As we all know, Christmas has become a hyper-consumerist holiday that's all about ~the gifts~. But it's gotten to a point where, in many cases, we've stopped caring about the quality of the gifts and we're just giving them out of obligation.
We all know the gifts I’m talking about.
The fun card game you got for your friends' white elephant gift swap that someone is going to play once and then donate to a thrift store. The cute mugs with a cookie mix you got for your coworkers that they're never going to make (and the mug they'll use only once a year). The candles you got for your cousins that they don’t like the smell of and are going to collect dust on their shelves.
They’re the gifts you don’t have to put a lot of thought into, are generic enough that they could really be going to anyone, and won’t make you upset if someone doesn’t end up liking them because they didn’t cost you that much anyway.
And thinking about it that way makes me completely wonder what’s the purpose of these gifts at all.
I thought gift-giving was meant to show how much you care about or appreciate someone.
These gifts don’t really say that to me.
And I think part of the problem is that we feel pressured into having to give gifts to literally everyone in our lives. You might have a work bestie, but oh, you can’t just give a gift to her because it might upset the other members of your team or Susan in HR is going to tell you that it has to be all or nothing. Or even though you haven’t seen Uncle George in 5 years, if you don’t give him a gift your grandma will call you asking why.
And this reasoning for giving a gift is such B.S.
To me, it reminds me a lot of the free t-shirts or swag you get when you attend events. They give it you you because they want you to feel valued, and you also want to feel valued, but in the end you really couldn’t care less about what you’re getting and half the time it goes to waste anyway.

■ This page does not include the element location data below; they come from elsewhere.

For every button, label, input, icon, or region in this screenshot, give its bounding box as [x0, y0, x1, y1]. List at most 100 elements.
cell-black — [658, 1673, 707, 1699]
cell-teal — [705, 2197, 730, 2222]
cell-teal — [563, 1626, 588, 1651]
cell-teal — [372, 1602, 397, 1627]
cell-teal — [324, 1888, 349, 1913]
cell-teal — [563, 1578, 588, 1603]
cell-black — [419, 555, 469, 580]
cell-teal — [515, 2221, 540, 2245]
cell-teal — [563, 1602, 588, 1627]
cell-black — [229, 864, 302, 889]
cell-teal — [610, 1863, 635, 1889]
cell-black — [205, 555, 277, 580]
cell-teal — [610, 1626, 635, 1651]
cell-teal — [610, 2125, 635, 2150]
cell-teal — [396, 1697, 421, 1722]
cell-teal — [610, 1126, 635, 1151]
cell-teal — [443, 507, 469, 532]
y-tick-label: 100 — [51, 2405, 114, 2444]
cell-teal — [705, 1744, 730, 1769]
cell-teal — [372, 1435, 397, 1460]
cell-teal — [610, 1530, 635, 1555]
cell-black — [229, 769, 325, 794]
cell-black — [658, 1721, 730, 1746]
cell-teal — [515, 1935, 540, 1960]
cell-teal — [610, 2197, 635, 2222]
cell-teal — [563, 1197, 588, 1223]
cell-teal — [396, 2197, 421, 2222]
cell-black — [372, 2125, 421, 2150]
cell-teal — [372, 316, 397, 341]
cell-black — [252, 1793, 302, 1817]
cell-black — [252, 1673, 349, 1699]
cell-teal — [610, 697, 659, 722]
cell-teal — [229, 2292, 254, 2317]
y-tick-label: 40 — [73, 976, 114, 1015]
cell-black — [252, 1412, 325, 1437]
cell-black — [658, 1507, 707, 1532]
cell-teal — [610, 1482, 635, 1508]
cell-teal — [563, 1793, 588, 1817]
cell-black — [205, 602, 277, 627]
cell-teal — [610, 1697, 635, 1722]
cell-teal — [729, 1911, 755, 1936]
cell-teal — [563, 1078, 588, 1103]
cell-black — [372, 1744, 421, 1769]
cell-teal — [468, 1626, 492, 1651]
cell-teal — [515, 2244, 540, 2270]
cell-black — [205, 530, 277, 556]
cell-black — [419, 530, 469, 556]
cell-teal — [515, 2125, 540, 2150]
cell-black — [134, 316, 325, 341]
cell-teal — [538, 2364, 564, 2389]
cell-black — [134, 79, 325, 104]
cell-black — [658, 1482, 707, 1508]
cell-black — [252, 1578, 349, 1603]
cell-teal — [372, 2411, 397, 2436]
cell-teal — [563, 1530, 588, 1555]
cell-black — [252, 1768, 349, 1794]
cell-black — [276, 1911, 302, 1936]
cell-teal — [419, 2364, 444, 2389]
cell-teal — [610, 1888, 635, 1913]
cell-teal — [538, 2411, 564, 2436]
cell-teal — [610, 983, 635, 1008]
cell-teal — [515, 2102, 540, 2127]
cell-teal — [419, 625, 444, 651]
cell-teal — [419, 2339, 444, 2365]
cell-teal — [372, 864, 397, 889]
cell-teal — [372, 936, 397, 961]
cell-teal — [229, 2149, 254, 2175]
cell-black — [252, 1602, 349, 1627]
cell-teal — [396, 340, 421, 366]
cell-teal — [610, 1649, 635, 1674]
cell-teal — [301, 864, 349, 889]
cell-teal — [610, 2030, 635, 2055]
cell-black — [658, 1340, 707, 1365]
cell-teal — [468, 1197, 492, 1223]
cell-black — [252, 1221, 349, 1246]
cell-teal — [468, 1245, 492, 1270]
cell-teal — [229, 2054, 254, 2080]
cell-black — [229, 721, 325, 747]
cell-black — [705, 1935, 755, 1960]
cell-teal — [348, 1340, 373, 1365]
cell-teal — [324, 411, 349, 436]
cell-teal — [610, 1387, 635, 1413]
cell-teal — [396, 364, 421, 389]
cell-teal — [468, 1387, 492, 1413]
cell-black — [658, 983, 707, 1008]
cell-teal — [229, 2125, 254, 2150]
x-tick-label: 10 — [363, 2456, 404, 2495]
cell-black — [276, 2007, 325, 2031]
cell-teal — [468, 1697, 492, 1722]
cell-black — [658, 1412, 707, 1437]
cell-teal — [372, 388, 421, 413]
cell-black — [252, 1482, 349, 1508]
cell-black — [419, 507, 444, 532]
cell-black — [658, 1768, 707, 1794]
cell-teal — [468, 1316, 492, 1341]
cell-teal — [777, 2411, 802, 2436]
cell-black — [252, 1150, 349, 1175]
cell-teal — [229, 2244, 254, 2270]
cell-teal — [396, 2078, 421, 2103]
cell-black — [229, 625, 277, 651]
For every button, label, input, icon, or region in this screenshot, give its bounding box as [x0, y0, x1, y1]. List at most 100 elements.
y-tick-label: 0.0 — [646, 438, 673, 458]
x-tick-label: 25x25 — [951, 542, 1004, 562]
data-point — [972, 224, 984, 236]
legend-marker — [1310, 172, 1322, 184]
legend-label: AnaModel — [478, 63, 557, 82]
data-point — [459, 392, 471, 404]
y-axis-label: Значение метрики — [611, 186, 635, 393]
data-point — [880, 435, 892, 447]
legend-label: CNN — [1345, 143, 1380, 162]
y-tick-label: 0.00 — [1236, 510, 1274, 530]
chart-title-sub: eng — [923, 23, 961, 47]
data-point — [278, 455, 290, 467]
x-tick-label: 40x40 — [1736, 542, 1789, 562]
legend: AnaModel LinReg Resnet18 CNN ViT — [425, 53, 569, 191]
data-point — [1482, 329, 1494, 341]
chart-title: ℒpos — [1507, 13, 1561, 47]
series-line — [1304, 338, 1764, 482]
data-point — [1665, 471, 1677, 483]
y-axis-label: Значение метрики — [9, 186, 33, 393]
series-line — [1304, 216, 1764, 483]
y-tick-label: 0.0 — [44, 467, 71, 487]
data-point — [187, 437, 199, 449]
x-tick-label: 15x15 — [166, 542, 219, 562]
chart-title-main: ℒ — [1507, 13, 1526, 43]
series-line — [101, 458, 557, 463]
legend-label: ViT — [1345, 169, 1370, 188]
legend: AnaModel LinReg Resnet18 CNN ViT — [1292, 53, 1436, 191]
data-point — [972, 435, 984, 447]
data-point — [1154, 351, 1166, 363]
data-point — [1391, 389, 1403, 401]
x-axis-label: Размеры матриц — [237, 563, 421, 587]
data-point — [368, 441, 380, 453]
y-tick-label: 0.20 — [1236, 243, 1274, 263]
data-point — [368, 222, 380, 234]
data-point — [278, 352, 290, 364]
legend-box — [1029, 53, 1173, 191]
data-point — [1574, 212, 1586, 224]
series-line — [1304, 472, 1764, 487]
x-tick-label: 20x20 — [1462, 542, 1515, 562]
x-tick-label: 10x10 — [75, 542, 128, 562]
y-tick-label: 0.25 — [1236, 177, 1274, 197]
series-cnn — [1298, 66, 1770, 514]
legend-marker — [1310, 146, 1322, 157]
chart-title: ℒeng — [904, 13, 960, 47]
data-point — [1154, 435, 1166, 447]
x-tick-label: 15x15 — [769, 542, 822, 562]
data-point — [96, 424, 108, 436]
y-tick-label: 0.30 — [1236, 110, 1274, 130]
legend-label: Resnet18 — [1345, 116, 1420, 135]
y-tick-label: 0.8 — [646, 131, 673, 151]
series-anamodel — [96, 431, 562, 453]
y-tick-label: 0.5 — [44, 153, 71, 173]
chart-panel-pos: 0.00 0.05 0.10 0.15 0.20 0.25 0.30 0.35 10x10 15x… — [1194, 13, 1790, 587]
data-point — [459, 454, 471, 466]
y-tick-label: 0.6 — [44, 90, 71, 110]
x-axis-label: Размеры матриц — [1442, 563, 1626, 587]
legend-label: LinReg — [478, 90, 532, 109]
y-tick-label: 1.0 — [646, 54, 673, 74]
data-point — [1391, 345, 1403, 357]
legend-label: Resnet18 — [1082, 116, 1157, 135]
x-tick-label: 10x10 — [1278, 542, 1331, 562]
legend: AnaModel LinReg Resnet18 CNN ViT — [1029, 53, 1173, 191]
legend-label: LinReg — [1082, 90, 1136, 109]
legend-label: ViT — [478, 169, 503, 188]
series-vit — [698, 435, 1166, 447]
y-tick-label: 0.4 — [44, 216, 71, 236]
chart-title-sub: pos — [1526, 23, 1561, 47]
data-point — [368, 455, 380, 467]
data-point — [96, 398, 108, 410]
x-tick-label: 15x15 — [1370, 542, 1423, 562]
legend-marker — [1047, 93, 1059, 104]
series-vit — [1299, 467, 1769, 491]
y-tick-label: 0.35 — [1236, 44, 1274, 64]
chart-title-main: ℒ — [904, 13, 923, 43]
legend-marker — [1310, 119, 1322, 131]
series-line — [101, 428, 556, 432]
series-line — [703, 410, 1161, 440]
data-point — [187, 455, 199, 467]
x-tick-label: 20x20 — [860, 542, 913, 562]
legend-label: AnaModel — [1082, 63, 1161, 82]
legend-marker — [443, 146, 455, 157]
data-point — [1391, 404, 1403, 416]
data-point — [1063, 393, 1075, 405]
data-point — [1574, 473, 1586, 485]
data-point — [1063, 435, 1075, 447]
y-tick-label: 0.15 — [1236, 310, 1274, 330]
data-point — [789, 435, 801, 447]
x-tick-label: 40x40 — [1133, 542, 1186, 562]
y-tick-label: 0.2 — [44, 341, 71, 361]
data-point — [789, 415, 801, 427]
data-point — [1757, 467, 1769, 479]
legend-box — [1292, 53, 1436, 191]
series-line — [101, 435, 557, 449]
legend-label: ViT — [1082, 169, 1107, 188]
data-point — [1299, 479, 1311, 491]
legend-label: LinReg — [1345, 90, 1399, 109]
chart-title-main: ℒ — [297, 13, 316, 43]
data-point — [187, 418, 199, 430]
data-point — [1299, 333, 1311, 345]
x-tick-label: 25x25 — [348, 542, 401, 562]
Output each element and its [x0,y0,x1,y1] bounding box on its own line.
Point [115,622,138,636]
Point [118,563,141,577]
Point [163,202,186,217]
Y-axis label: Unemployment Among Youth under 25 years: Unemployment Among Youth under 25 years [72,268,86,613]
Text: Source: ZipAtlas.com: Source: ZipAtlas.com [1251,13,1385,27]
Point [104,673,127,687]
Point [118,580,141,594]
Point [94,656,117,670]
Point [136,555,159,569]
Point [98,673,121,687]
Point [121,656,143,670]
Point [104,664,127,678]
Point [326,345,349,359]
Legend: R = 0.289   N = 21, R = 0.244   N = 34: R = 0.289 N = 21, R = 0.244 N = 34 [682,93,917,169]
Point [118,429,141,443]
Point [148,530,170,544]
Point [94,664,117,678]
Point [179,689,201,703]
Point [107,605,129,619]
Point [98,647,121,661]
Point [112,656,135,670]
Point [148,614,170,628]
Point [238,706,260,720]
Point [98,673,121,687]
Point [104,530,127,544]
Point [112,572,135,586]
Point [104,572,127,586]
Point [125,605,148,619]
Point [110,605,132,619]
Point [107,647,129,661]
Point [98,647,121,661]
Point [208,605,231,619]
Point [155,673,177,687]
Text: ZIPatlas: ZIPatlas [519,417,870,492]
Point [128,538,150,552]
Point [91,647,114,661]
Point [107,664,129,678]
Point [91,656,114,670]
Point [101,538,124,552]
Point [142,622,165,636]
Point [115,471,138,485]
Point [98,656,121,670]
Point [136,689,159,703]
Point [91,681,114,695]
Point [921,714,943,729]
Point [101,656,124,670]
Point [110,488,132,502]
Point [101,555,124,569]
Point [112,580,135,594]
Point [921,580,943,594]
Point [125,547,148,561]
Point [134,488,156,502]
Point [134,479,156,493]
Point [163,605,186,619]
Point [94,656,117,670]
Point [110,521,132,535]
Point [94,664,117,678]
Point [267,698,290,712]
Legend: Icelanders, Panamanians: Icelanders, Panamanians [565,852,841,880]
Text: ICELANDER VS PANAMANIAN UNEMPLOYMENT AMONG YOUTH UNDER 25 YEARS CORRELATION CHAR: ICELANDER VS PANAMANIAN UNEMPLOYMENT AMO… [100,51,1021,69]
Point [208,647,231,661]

So then I pose the question: rather than giving half-assed gifts to all the people we feel like we have to give them to, why can't we just give thoughtful, quality gifts to the people who really matter in our lives?
We all already own too much stuff anyway. This just adds to that problem.
It also makes me wonder why gifting has become the symbol of caring during the holidays. We already know that gift-giving is not everyone’s love language. And yet for holidays, especially Christmas, we expect everyone to do it. And we expect it to be a physical gift.
While I’m sure we all do appreciate a really good physical gift, spending a weekend with your grandpa is going to be just as good a gift as a handy kitchen gadget. Or your mom might appreciate you baking with her more than receiving another sweater.
And that is exactly my point. When you tailor the gift to the person and think about what they value the most, you end up giving them something more unique and it’s not something you pick up last minute from TJ Maxx.
Now I want to be clear: there’s no shame in doing that. And people really love stuff from TJ Maxx. But some of us have fallen into a habit where that’s the only kind of gift-giving we know how to do. And so it feels like a chore and we don’t end up really caring about what we give, just that it’s done. Another box we can check off.
And I want to push back against that type of gift shopping and giving so we can return to one that’s more intentional, more personalized, and doesn’t necessarily involve buying more things for more people.